What Good Tests Look Like, and Why We Don’t Have Them

Back when I was a teacher-educator, I would teach pre-service teachers what a good test looked like. This was so they could recognize one when it appeared, and when their students received standardized test scores, they could explain them to parents. I used the acronym “RSVP” (taken from this pretty good educational psychology textbook) to emphasize the quality of good testing. “RSVP” has implications for education reform, not just one-off tests.

RSVP stands for Reliable, Standard, Valid, and Practical.

  • Reliable means the test gives the same score each time. A reliable test should give the same score even as testing conditions change. It is of course hard to demonstrate the reliably for ‘high-stakes’ testing that takes place once a year. It would be far better for testing to occur on a quarterly, monthly, yearly, daily, or (preferably) nearly-continuous basis. If a standard scores high on a test over a subject-area on time, and low the next, and the same subject area is being tested at the same level, the test would have low reliability.
  • Standard means that every student gets the ‘same’ test scored the ‘same’ way. Note this doesn’t mean something foolish like, ‘Everyone gets the same test on 8 AM the same day of the year.’ It does mean that subjective “portfolios” — the only type of ‘testing’ that teachers as a politica bloc oppose — are wrong-headed. “Portfolios” aren’t a form of RSVP testing at all, but serve as a political attempt by teachers to prevent any measurement of their quality as teachers in inspiring learning.
  • Valid means the test actually measures what it is supposed to measure. So a reliable and standard testing on the Revolutionary War, composed entirely of geometry problems, probably isn’t valid. Likewise, a test of working memory capacity which would show blacks and hispanics average at the same score probably isn’t valid, owing to the strong psychometric evidence of durable gaps in general intelligence between these populations. Validity thus incorporates a very large range of issues, some almost purely political, some almost purely technical.
  • Practical means that the testing can actually be accompmlished without harming learning. The test should be easy enough to administer and score that the teacher can actually obtain scores that make sense. Likewise, information from the test should be used as feedback so teaching in that particular class can improve. A once-a-year disruptive test that takes three days and whose scores are not returned that semester would only be ‘practical’ if those three days are academcially worthless.

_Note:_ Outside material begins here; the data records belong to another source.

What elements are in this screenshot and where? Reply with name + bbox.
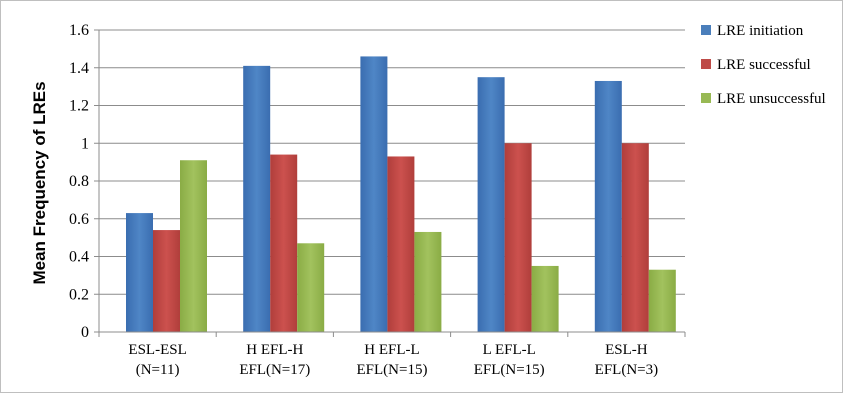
bar [126,213,153,332]
legend-item: LRE unsuccessful [701,89,837,109]
y-tick-label: 1.2 [69,98,89,115]
bar [270,155,297,332]
legend-swatch [701,59,711,69]
x-tick-label: EFL(N=17) [239,362,310,378]
y-axis-label: Mean Frequency of LREs [30,81,49,284]
bar [180,160,207,332]
x-tick-label: ESL-H [605,342,648,358]
legend-swatch [701,93,711,103]
bar [622,143,649,332]
x-tick-label: ESL-ESL [128,342,186,358]
bar [414,232,441,332]
legend-swatch [701,25,711,35]
x-tick-label: EFL(N=15) [357,362,428,378]
y-tick-label: 0.2 [69,286,89,303]
x-tick-label: L EFL-L [483,342,536,358]
bar [532,266,559,332]
bar [478,77,505,332]
y-tick-label: 0 [81,324,89,341]
y-tick-label: 1.4 [69,60,89,77]
x-tick-label: EFL(N=15) [474,362,545,378]
legend-item: LRE initiation [701,21,837,41]
bar [649,270,676,332]
x-tick-label: EFL(N=3) [595,362,658,378]
y-tick-label: 0.8 [69,173,89,190]
bars [126,56,676,332]
legend-item: LRE successful [701,55,837,75]
y-tick-label: 0.6 [69,211,89,228]
legend-label: LRE successful [717,55,837,75]
legend-label: LRE unsuccessful [717,89,837,109]
bar [387,156,414,332]
bar [595,81,622,332]
bar [243,66,270,332]
bar [153,230,180,332]
y-tick-label: 1 [81,135,89,152]
x-tick-label: (N=11) [136,362,180,378]
y-tick-label: 1.6 [69,22,89,39]
bar [505,143,532,332]
bar [297,243,324,332]
y-tick-label: 0.4 [69,249,89,266]
x-tick-label: H EFL-L [364,342,419,358]
legend-label: LRE initiation [717,21,837,41]
bar [360,56,387,332]
x-tick-label: H EFL-H [246,342,303,358]
legend: LRE initiation LRE successful LRE unsucces… [701,21,837,123]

Most tests now used in education are not RSVP. This is because the six forces involved in the education reform debate either don’t care or are hostile to RSVP testing. Neither Districts nor States have created tests which are RSVP. On a day-to-day level, neither Parents nor Large-Scale Consumers of Educated Workers understand how to read test scores. Neither Teachers nor Publishers regularly create RSVP tests.

But between teachers and publishers, only teachers are opposed to them in principle. RSVP tests would allow districts to fire bad teachers and pay more to good ones, which wouuld be a disaster to the work rules the lobotmized teacher labor force has grown accustomed too. Teacher labor agitators like Diane Ravitch are like the longshoremen on the east coast — opposed to change and so content to watch their industry be destroyed beyond all recognition. Publishers, on the other hand, simply don’t have the skill to give RSVP tests — because they’re influence is contracts and profit, they are indifferent as to whether RSVP test will be given or not.

The federal-academic complex works as a bank for multiple interests. It allows Large-Scale Consumers of Educated Workers to convert their financial resources into power that encourages States, Districts, and Publishers to embrace measurable results, in the form of testing. It allows States to translate their power into money, which can encourage Publishers to make tests. It also creates tests which actually are RSVP, and can be embraced by Publishers as their own products.

Good tests should be RSVP – Reliable, Standard, Valid, and Practical. While we still have a way to go, for the time being teachers are against RSVP tests in principle, while Publishers are simply ignorant as to make to make and sell them. It’s easier to impart knowledge than to change hearts and minds. So until teacher groups wise up, the easier road to education reform is through empowering Publishers and working with them to create RSVP tests.